En vue du deuxième tour, Frédéric Barbier devra convaincre les électeurs du Front de gauche (3,66 %) de le soutenir. Le candidat Vincent Adami a fait une campagne très axée sur la dénonciation des années Moscovici dans la circonscription. Mais c'est surtout le comportement des électeurs UMP qui sera scruté de près. Avant l'élection, Charles Demouge avait exprimé son soutien au front républicain face au FN, avant de se rétracter sous la pression de son parti qui défend le « ni–ni » : ni FN, ni PS.
« C'est une déception pour l'UMP dans la mesure où notre parti n'a pas réussi a créer l'alternance sur des terres ouvrières mais c'est un résultat à relativiser car c'est l'une des 35 circonscriptions où le FN et le PS sont les plus forts. Or l'UMP n'y perd que de 500 voix environ », a déclaré au Monde Gérald Darmanin, secrétaire général adjoint aux élections à l'UMP. Exhorté par le porte-parole du gouvernement, Stéphane Le Foll, à adopter « une position claire et sans ambiguïté », le parti dirigé par Nicolas Sarkozy se prononcera mardi sur les consignes à donner à ses électeurs, et de son côté, l'UDI a appelé dimanche soir à voter pour le candidat PS.
« SITUATION RÊVÉE » POUR LE FN
Un duel face au PS est la « situation rêvée » pour le Front national. Sophie Montel est persuadée qu'une bonne partie de l'électorat UMP « préfèrera voter pour [elle] plutôt que pour le PS ». « Le candidat de l'UMP a été mauvais durant toute la campagne, il accumulait les bourdes », tacle Mme Montel qui dévoile le surnom qu'elle avait donné à M. Demouge : « gagman ». « C'est très bien si gagman dégage », reprend-elle.

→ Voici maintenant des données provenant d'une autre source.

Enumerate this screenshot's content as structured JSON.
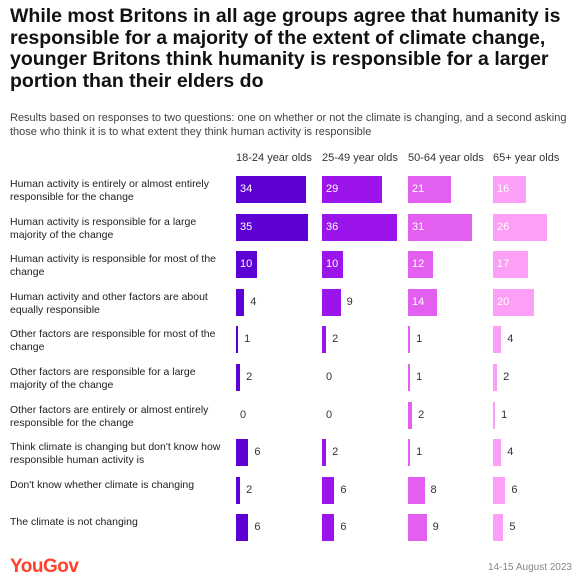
{
  "title": "While most Britons in all age groups agree that humanity is responsible for a majority of the extent of climate change, younger Britons think humanity is responsible for a larger portion than their elders do",
  "subtitle": "Results based on responses to two questions: one on whether or not the climate is changing, and a second asking those who think it is to what extent they think human activity is responsible",
  "source": "YouGov",
  "date": "14-15 August 2023",
  "colors": {
    "col1": "#5c00d3",
    "col2": "#9b14ea",
    "col3": "#e25ff0",
    "col4": "#fd9ef7",
    "brand": "#ff412c"
  },
  "chart_data": {
    "type": "bar",
    "categories": [
      "Human activity is entirely or almost entirely responsible for the change",
      "Human activity is responsible for a large majority of the change",
      "Human activity is responsible for most of the change",
      "Human activity and other factors are about equally responsible",
      "Other factors are responsible for most of the change",
      "Other factors are responsible for a large majority of the change",
      "Other factors are entirely or almost entirely responsible for the change",
      "Think climate is changing but don't know how responsible human activity is",
      "Don't know whether climate is changing",
      "The climate is not changing"
    ],
    "series": [
      {
        "name": "18-24 year olds",
        "values": [
          34,
          35,
          10,
          4,
          1,
          2,
          0,
          6,
          2,
          6
        ]
      },
      {
        "name": "25-49 year olds",
        "values": [
          29,
          36,
          10,
          9,
          2,
          0,
          0,
          2,
          6,
          6
        ]
      },
      {
        "name": "50-64 year olds",
        "values": [
          21,
          31,
          12,
          14,
          1,
          1,
          2,
          1,
          8,
          9
        ]
      },
      {
        "name": "65+ year olds",
        "values": [
          16,
          26,
          17,
          20,
          4,
          2,
          1,
          4,
          6,
          5
        ]
      }
    ]
  }
}
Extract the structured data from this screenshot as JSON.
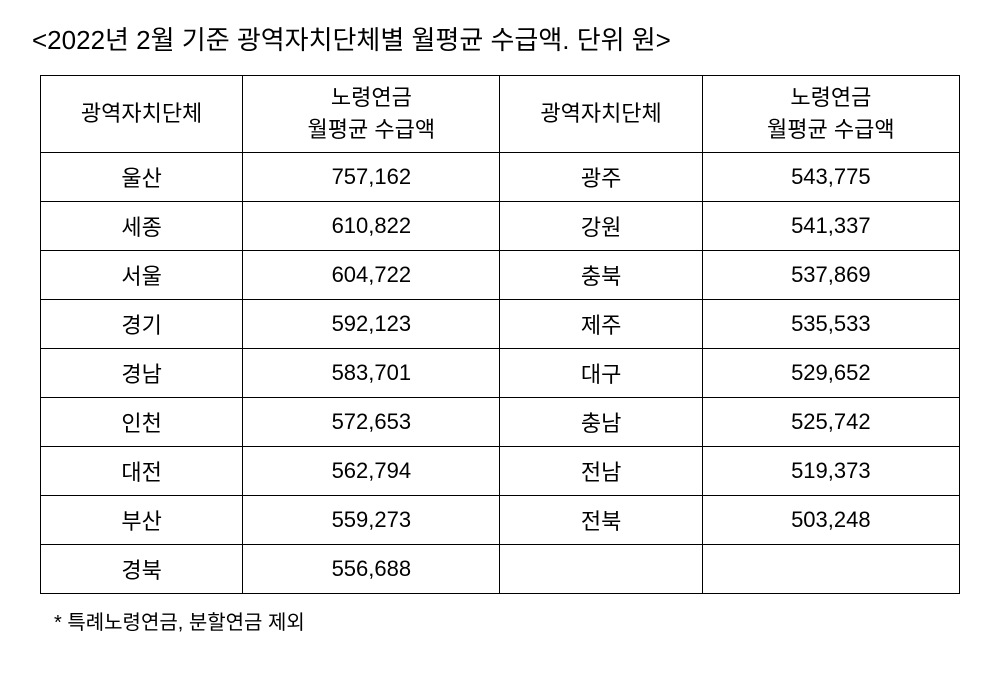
{
  "title": "<2022년 2월 기준 광역자치단체별 월평균 수급액. 단위 원>",
  "table": {
    "headers": {
      "region": "광역자치단체",
      "amount_line1": "노령연금",
      "amount_line2": "월평균 수급액"
    },
    "rows": [
      {
        "l_region": "울산",
        "l_amount": "757,162",
        "r_region": "광주",
        "r_amount": "543,775"
      },
      {
        "l_region": "세종",
        "l_amount": "610,822",
        "r_region": "강원",
        "r_amount": "541,337"
      },
      {
        "l_region": "서울",
        "l_amount": "604,722",
        "r_region": "충북",
        "r_amount": "537,869"
      },
      {
        "l_region": "경기",
        "l_amount": "592,123",
        "r_region": "제주",
        "r_amount": "535,533"
      },
      {
        "l_region": "경남",
        "l_amount": "583,701",
        "r_region": "대구",
        "r_amount": "529,652"
      },
      {
        "l_region": "인천",
        "l_amount": "572,653",
        "r_region": "충남",
        "r_amount": "525,742"
      },
      {
        "l_region": "대전",
        "l_amount": "562,794",
        "r_region": "전남",
        "r_amount": "519,373"
      },
      {
        "l_region": "부산",
        "l_amount": "559,273",
        "r_region": "전북",
        "r_amount": "503,248"
      },
      {
        "l_region": "경북",
        "l_amount": "556,688",
        "r_region": "",
        "r_amount": ""
      }
    ]
  },
  "footnote": "* 특례노령연금, 분할연금 제외"
}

Plutôt confiante, Mme Montel qui en est à sa quatrième participation à une législative dans cette circonscription, est en effet persuadée que ses réserves de voix, se trouvent non seulement à l'UMP mais surtout chez les abstentionnistes.

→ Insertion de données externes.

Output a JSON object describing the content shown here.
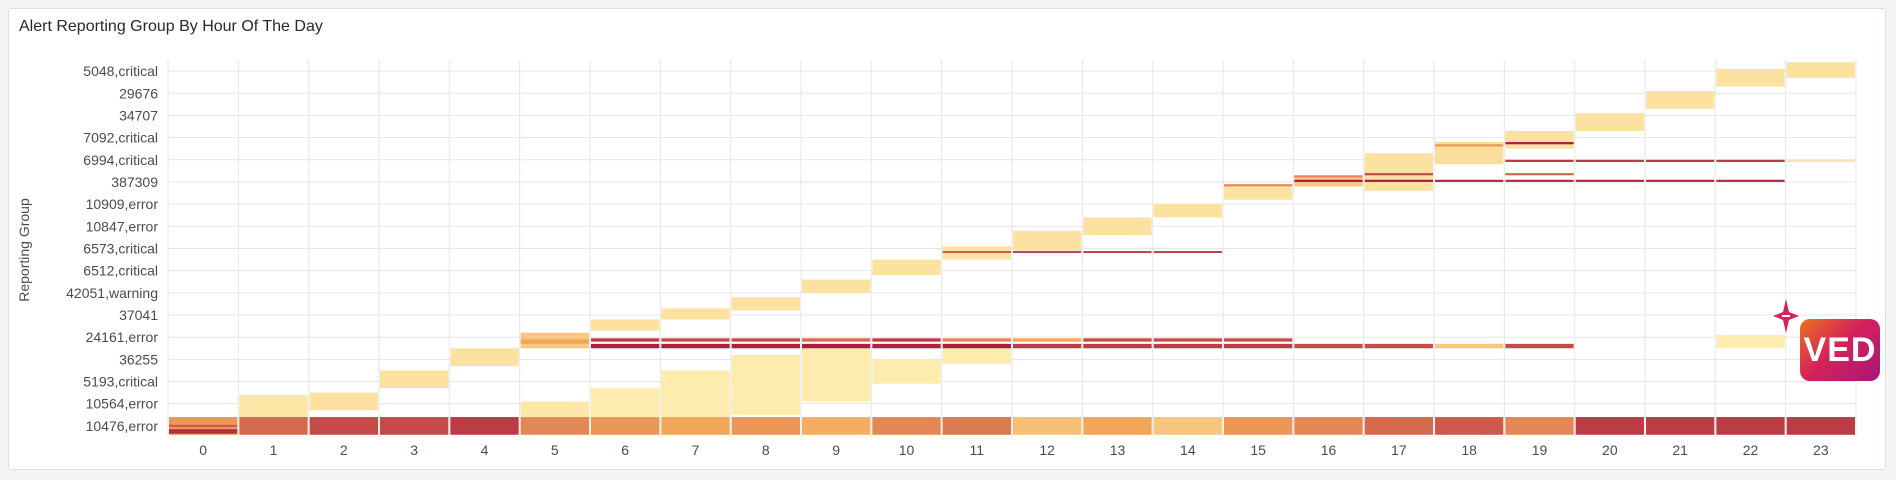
{
  "panel": {
    "title": "Alert Reporting Group By Hour Of The Day",
    "logo_text": "VED"
  },
  "colors": {
    "low": "#fff5b8",
    "mid": "#f2a65a",
    "high": "#a50f3c",
    "grid": "#e6e6e6"
  },
  "chart_data": {
    "type": "heatmap",
    "title": "Alert Reporting Group By Hour Of The Day",
    "xlabel": "",
    "ylabel": "Reporting Group",
    "x": [
      "0",
      "1",
      "2",
      "3",
      "4",
      "5",
      "6",
      "7",
      "8",
      "9",
      "10",
      "11",
      "12",
      "13",
      "14",
      "15",
      "16",
      "17",
      "18",
      "19",
      "20",
      "21",
      "22",
      "23"
    ],
    "y_labels": [
      "10476,error",
      "10564,error",
      "5193,critical",
      "36255",
      "24161,error",
      "37041",
      "42051,warning",
      "6512,critical",
      "6573,critical",
      "10847,error",
      "10909,error",
      "387309",
      "6994,critical",
      "7092,critical",
      "34707",
      "29676",
      "5048,critical"
    ],
    "y_range": [
      0,
      17
    ],
    "color_scale": "yellow-orange-red",
    "cells": [
      {
        "x": 0,
        "y0": 0.1,
        "y1": 0.9,
        "v": 0.55
      },
      {
        "x": 0,
        "y0": 0.15,
        "y1": 0.35,
        "v": 0.9
      },
      {
        "x": 0,
        "y0": 0.45,
        "y1": 0.55,
        "v": 0.75
      },
      {
        "x": 1,
        "y0": 0.1,
        "y1": 0.9,
        "v": 0.7
      },
      {
        "x": 1,
        "y0": 0.9,
        "y1": 1.9,
        "v": 0.1
      },
      {
        "x": 2,
        "y0": 0.1,
        "y1": 0.9,
        "v": 0.8
      },
      {
        "x": 2,
        "y0": 1.2,
        "y1": 2.0,
        "v": 0.12
      },
      {
        "x": 3,
        "y0": 0.1,
        "y1": 0.9,
        "v": 0.8
      },
      {
        "x": 3,
        "y0": 2.2,
        "y1": 3.0,
        "v": 0.12
      },
      {
        "x": 4,
        "y0": 0.1,
        "y1": 0.9,
        "v": 0.85
      },
      {
        "x": 4,
        "y0": 3.2,
        "y1": 4.0,
        "v": 0.12
      },
      {
        "x": 5,
        "y0": 0.1,
        "y1": 0.9,
        "v": 0.6
      },
      {
        "x": 5,
        "y0": 0.9,
        "y1": 1.6,
        "v": 0.08
      },
      {
        "x": 5,
        "y0": 4.0,
        "y1": 4.7,
        "v": 0.3
      },
      {
        "x": 5,
        "y0": 4.2,
        "y1": 4.4,
        "v": 0.5
      },
      {
        "x": 6,
        "y0": 0.1,
        "y1": 0.9,
        "v": 0.55
      },
      {
        "x": 6,
        "y0": 0.9,
        "y1": 2.2,
        "v": 0.06
      },
      {
        "x": 6,
        "y0": 4.0,
        "y1": 4.2,
        "v": 0.95
      },
      {
        "x": 6,
        "y0": 4.3,
        "y1": 4.45,
        "v": 0.85
      },
      {
        "x": 6,
        "y0": 4.8,
        "y1": 5.3,
        "v": 0.12
      },
      {
        "x": 7,
        "y0": 0.1,
        "y1": 0.9,
        "v": 0.5
      },
      {
        "x": 7,
        "y0": 0.9,
        "y1": 3.0,
        "v": 0.06
      },
      {
        "x": 7,
        "y0": 4.0,
        "y1": 4.2,
        "v": 0.95
      },
      {
        "x": 7,
        "y0": 4.3,
        "y1": 4.45,
        "v": 0.8
      },
      {
        "x": 7,
        "y0": 5.3,
        "y1": 5.8,
        "v": 0.12
      },
      {
        "x": 8,
        "y0": 0.1,
        "y1": 0.9,
        "v": 0.55
      },
      {
        "x": 8,
        "y0": 1.0,
        "y1": 3.7,
        "v": 0.06
      },
      {
        "x": 8,
        "y0": 4.0,
        "y1": 4.2,
        "v": 0.95
      },
      {
        "x": 8,
        "y0": 4.3,
        "y1": 4.45,
        "v": 0.8
      },
      {
        "x": 8,
        "y0": 5.7,
        "y1": 6.3,
        "v": 0.12
      },
      {
        "x": 9,
        "y0": 0.1,
        "y1": 0.9,
        "v": 0.45
      },
      {
        "x": 9,
        "y0": 1.6,
        "y1": 4.0,
        "v": 0.06
      },
      {
        "x": 9,
        "y0": 4.0,
        "y1": 4.2,
        "v": 0.95
      },
      {
        "x": 9,
        "y0": 4.3,
        "y1": 4.45,
        "v": 0.7
      },
      {
        "x": 9,
        "y0": 6.5,
        "y1": 7.1,
        "v": 0.12
      },
      {
        "x": 10,
        "y0": 0.1,
        "y1": 0.9,
        "v": 0.6
      },
      {
        "x": 10,
        "y0": 2.4,
        "y1": 3.5,
        "v": 0.06
      },
      {
        "x": 10,
        "y0": 4.0,
        "y1": 4.2,
        "v": 0.95
      },
      {
        "x": 10,
        "y0": 4.3,
        "y1": 4.45,
        "v": 0.85
      },
      {
        "x": 10,
        "y0": 7.3,
        "y1": 8.0,
        "v": 0.12
      },
      {
        "x": 11,
        "y0": 0.1,
        "y1": 0.9,
        "v": 0.65
      },
      {
        "x": 11,
        "y0": 3.3,
        "y1": 4.0,
        "v": 0.06
      },
      {
        "x": 11,
        "y0": 4.0,
        "y1": 4.2,
        "v": 0.95
      },
      {
        "x": 11,
        "y0": 4.3,
        "y1": 4.45,
        "v": 0.6
      },
      {
        "x": 11,
        "y0": 8.0,
        "y1": 8.6,
        "v": 0.12
      },
      {
        "x": 11,
        "y0": 8.3,
        "y1": 8.38,
        "v": 0.8
      },
      {
        "x": 12,
        "y0": 0.1,
        "y1": 0.9,
        "v": 0.35
      },
      {
        "x": 12,
        "y0": 4.0,
        "y1": 4.2,
        "v": 0.85
      },
      {
        "x": 12,
        "y0": 4.3,
        "y1": 4.45,
        "v": 0.5
      },
      {
        "x": 12,
        "y0": 8.3,
        "y1": 8.38,
        "v": 0.9
      },
      {
        "x": 12,
        "y0": 8.4,
        "y1": 9.3,
        "v": 0.12
      },
      {
        "x": 13,
        "y0": 0.1,
        "y1": 0.9,
        "v": 0.5
      },
      {
        "x": 13,
        "y0": 4.0,
        "y1": 4.2,
        "v": 0.85
      },
      {
        "x": 13,
        "y0": 4.3,
        "y1": 4.45,
        "v": 0.8
      },
      {
        "x": 13,
        "y0": 8.3,
        "y1": 8.38,
        "v": 0.9
      },
      {
        "x": 13,
        "y0": 9.1,
        "y1": 9.9,
        "v": 0.12
      },
      {
        "x": 14,
        "y0": 0.1,
        "y1": 0.9,
        "v": 0.3
      },
      {
        "x": 14,
        "y0": 4.0,
        "y1": 4.2,
        "v": 0.85
      },
      {
        "x": 14,
        "y0": 4.3,
        "y1": 4.45,
        "v": 0.8
      },
      {
        "x": 14,
        "y0": 8.3,
        "y1": 8.38,
        "v": 0.9
      },
      {
        "x": 14,
        "y0": 9.9,
        "y1": 10.5,
        "v": 0.12
      },
      {
        "x": 15,
        "y0": 0.1,
        "y1": 0.9,
        "v": 0.55
      },
      {
        "x": 15,
        "y0": 4.0,
        "y1": 4.2,
        "v": 0.85
      },
      {
        "x": 15,
        "y0": 4.3,
        "y1": 4.45,
        "v": 0.8
      },
      {
        "x": 15,
        "y0": 10.7,
        "y1": 11.3,
        "v": 0.12
      },
      {
        "x": 15,
        "y0": 11.3,
        "y1": 11.4,
        "v": 0.6
      },
      {
        "x": 16,
        "y0": 0.1,
        "y1": 0.9,
        "v": 0.6
      },
      {
        "x": 16,
        "y0": 4.0,
        "y1": 4.2,
        "v": 0.8
      },
      {
        "x": 16,
        "y0": 11.3,
        "y1": 11.8,
        "v": 0.3
      },
      {
        "x": 16,
        "y0": 11.5,
        "y1": 11.6,
        "v": 0.95
      },
      {
        "x": 16,
        "y0": 11.7,
        "y1": 11.8,
        "v": 0.6
      },
      {
        "x": 17,
        "y0": 0.1,
        "y1": 0.9,
        "v": 0.7
      },
      {
        "x": 17,
        "y0": 4.0,
        "y1": 4.2,
        "v": 0.8
      },
      {
        "x": 17,
        "y0": 11.1,
        "y1": 12.8,
        "v": 0.12
      },
      {
        "x": 17,
        "y0": 11.5,
        "y1": 11.6,
        "v": 0.95
      },
      {
        "x": 17,
        "y0": 11.8,
        "y1": 11.9,
        "v": 0.8
      },
      {
        "x": 18,
        "y0": 0.1,
        "y1": 0.9,
        "v": 0.75
      },
      {
        "x": 18,
        "y0": 4.0,
        "y1": 4.2,
        "v": 0.3
      },
      {
        "x": 18,
        "y0": 11.5,
        "y1": 11.6,
        "v": 0.9
      },
      {
        "x": 18,
        "y0": 12.3,
        "y1": 13.3,
        "v": 0.15
      },
      {
        "x": 18,
        "y0": 13.1,
        "y1": 13.2,
        "v": 0.55
      },
      {
        "x": 19,
        "y0": 0.1,
        "y1": 0.9,
        "v": 0.6
      },
      {
        "x": 19,
        "y0": 4.0,
        "y1": 4.2,
        "v": 0.8
      },
      {
        "x": 19,
        "y0": 11.5,
        "y1": 11.6,
        "v": 0.9
      },
      {
        "x": 19,
        "y0": 11.8,
        "y1": 11.9,
        "v": 0.7
      },
      {
        "x": 19,
        "y0": 12.4,
        "y1": 12.5,
        "v": 0.85
      },
      {
        "x": 19,
        "y0": 13.0,
        "y1": 13.8,
        "v": 0.12
      },
      {
        "x": 19,
        "y0": 13.2,
        "y1": 13.3,
        "v": 0.95
      },
      {
        "x": 20,
        "y0": 0.1,
        "y1": 0.9,
        "v": 0.85
      },
      {
        "x": 20,
        "y0": 11.5,
        "y1": 11.6,
        "v": 0.9
      },
      {
        "x": 20,
        "y0": 12.4,
        "y1": 12.5,
        "v": 0.85
      },
      {
        "x": 20,
        "y0": 13.8,
        "y1": 14.6,
        "v": 0.12
      },
      {
        "x": 21,
        "y0": 0.1,
        "y1": 0.9,
        "v": 0.85
      },
      {
        "x": 21,
        "y0": 11.5,
        "y1": 11.6,
        "v": 0.9
      },
      {
        "x": 21,
        "y0": 12.4,
        "y1": 12.5,
        "v": 0.85
      },
      {
        "x": 21,
        "y0": 14.8,
        "y1": 15.6,
        "v": 0.12
      },
      {
        "x": 22,
        "y0": 0.1,
        "y1": 0.9,
        "v": 0.85
      },
      {
        "x": 22,
        "y0": 4.0,
        "y1": 4.6,
        "v": 0.06
      },
      {
        "x": 22,
        "y0": 11.5,
        "y1": 11.6,
        "v": 0.9
      },
      {
        "x": 22,
        "y0": 12.4,
        "y1": 12.5,
        "v": 0.85
      },
      {
        "x": 22,
        "y0": 15.8,
        "y1": 16.6,
        "v": 0.12
      },
      {
        "x": 23,
        "y0": 0.1,
        "y1": 0.9,
        "v": 0.85
      },
      {
        "x": 23,
        "y0": 12.4,
        "y1": 12.5,
        "v": 0.1
      },
      {
        "x": 23,
        "y0": 16.2,
        "y1": 16.9,
        "v": 0.12
      }
    ]
  }
}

En 2012, Pierre Moscovici avait gagné au deuxième tour dans une triangulaire, avec 49 % des voix. Lors du premier tour, la candidate FN avait obtenu 23,87 % des suffrages, devant l'UMP Charles Demouge (23,21 %) et derrière Pierre Moscovici (40,81 %). Au deuxième tour, M. Moscovici l'avait emporté avec 49,32 % devant M. Demouge (26,21 %) et Mme Montel (24,47 %).
Pour le PS, il s'agira dimanche 8 février de défendre un siège capital à l'Assemblée nationale. Les socialistes ont en effet perdu leur majorité absolue avec le départ du député Jean-Pierre Maggi, qui a rejoint le groupe des radicaux, début 2015. Avec 288 députés (la majorité absolue est fixée à 289 sièges), le PS sait désormais que chaque voix compte.